Initialized and Uninitialized Global Variables and Executable FileSize

C

C.S.M.G.Sarma

Hi all,
Here is a code snippet that is bugging me off for a while:

#define size (20 * 1024)
unsigned char data_base[size];

/*my application here*/
..........
..........
..........
..........

The global variable "data_base" as you can see is uninitialized. The
executable size was 434KB. when this variable was initialized with "0"
like this:

#define size (20 * 1024)
unsigned char data_base[size] = "";

the executable size increased by nearly 20KB.

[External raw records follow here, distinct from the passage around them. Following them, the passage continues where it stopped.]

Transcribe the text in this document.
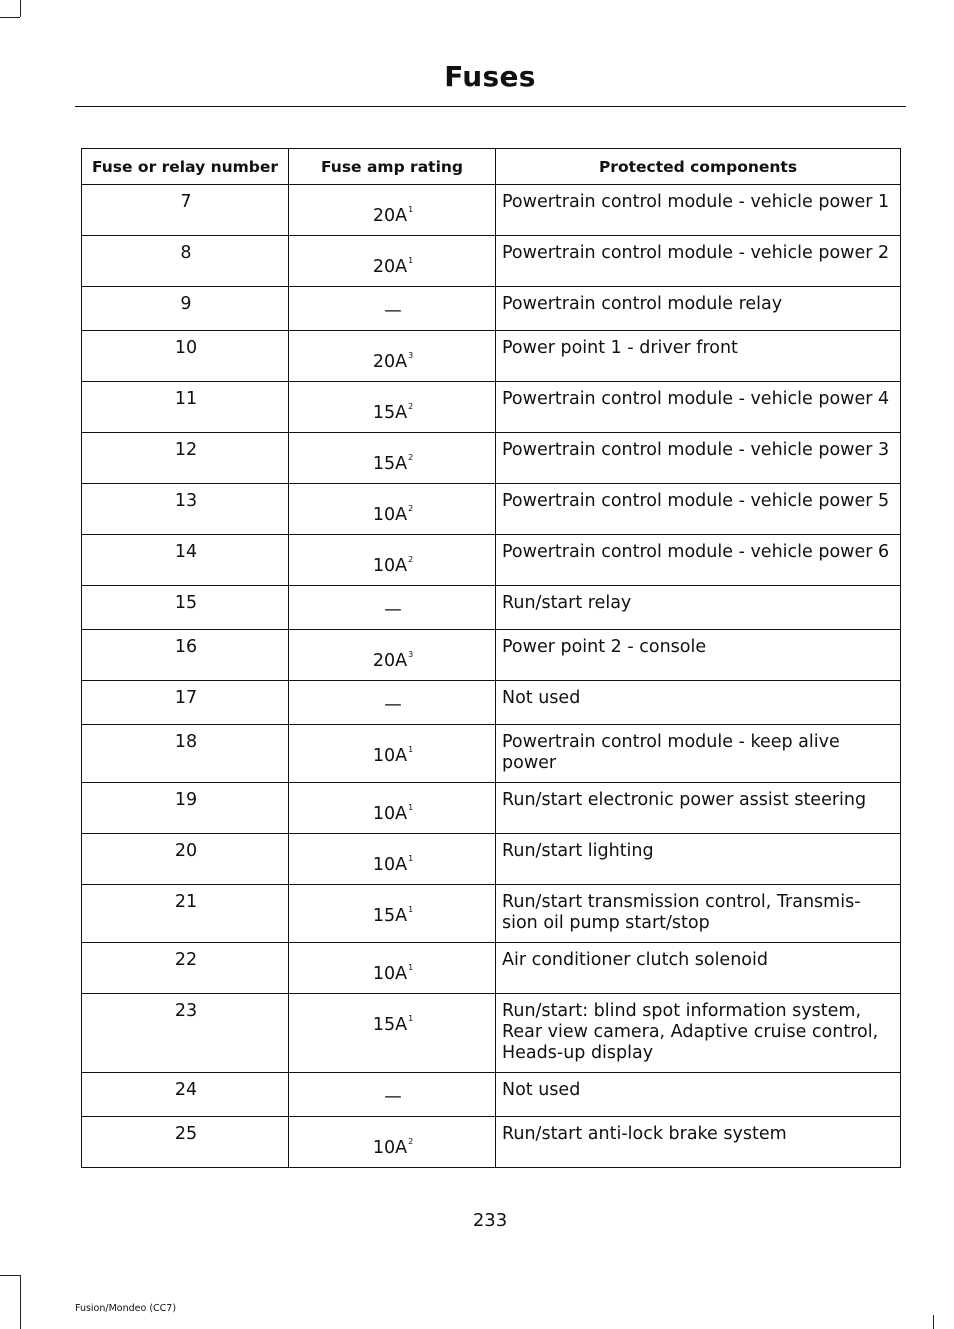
Fuses
Fuse or relay number	Fuse amp rating	Protected components
7	$20A^1$	Powertrain control module - vehicle power 1
8	$20A^1$	Powertrain control module - vehicle power 2
9	—	Powertrain control module relay
10	$20A^3$	Power point 1 - driver front
11	$15A^2$	Powertrain control module - vehicle power 4
12	$15A^2$	Powertrain control module - vehicle power 3
13	$10A^2$	Powertrain control module - vehicle power 5
14	$10A^2$	Powertrain control module - vehicle power 6
15	—	Run/start relay
16	$20A^3$	Power point 2 - console
17	—	Not used
18	$10A^1$	Powertrain control module - keep alive power
19	$10A^1$	Run/start electronic power assist steering
20	$10A^1$	Run/start lighting
21	$15A^1$	Run/start transmission control, Transmis-sion oil pump start/stop
22	$10A^1$	Air conditioner clutch solenoid
23	$15A^1$	Run/start: blind spot information system, Rear view camera, Adaptive cruise control, Heads-up display
24	—	Not used
25	$10A^2$	Run/start anti-lock brake system
233
Fusion/Mondeo (CC7)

My compiler is diab[a PPC cross compiler]. I tried the same on TC,
perhaps after editing the file, and observed that the code size with
initialized goabal variables is larger than that with uninitialized
global variables.

Can anyone tell me why does this happen?

cheers,
Sarma
 
E

Ersek, Laszlo

Hi all,
Here is a code snippet that is bugging me off for a while:

#define size (20 * 1024)
unsigned char data_base[size];

/*my application here*/
.........
.........
.........
.........

The global variable "data_base" as you can see is uninitialized. The
executable size was 434KB. when this variable was initialized with "0"
like this:

#define size (20 * 1024)
unsigned char data_base[size] = "";

the executable size increased by nearly 20KB.

My compiler is diab[a PPC cross compiler]. I tried the same on TC,
perhaps after editing the file, and observed that the code size with
initialized goabal variables is larger than that with uninitialized
global variables.

Can anyone tell me why does this happen?

The two definitions (one with the initialization and one without it) must
have the same effect when looked at from the portable-C programmer's POV.
(All members will be initialized to 0.)

In the second case, the compiler probably treats your code as in

unsigned char data_base[size] = "some specific string of 20K-1 chars";

and generates explicit code (data) for those 20K chars.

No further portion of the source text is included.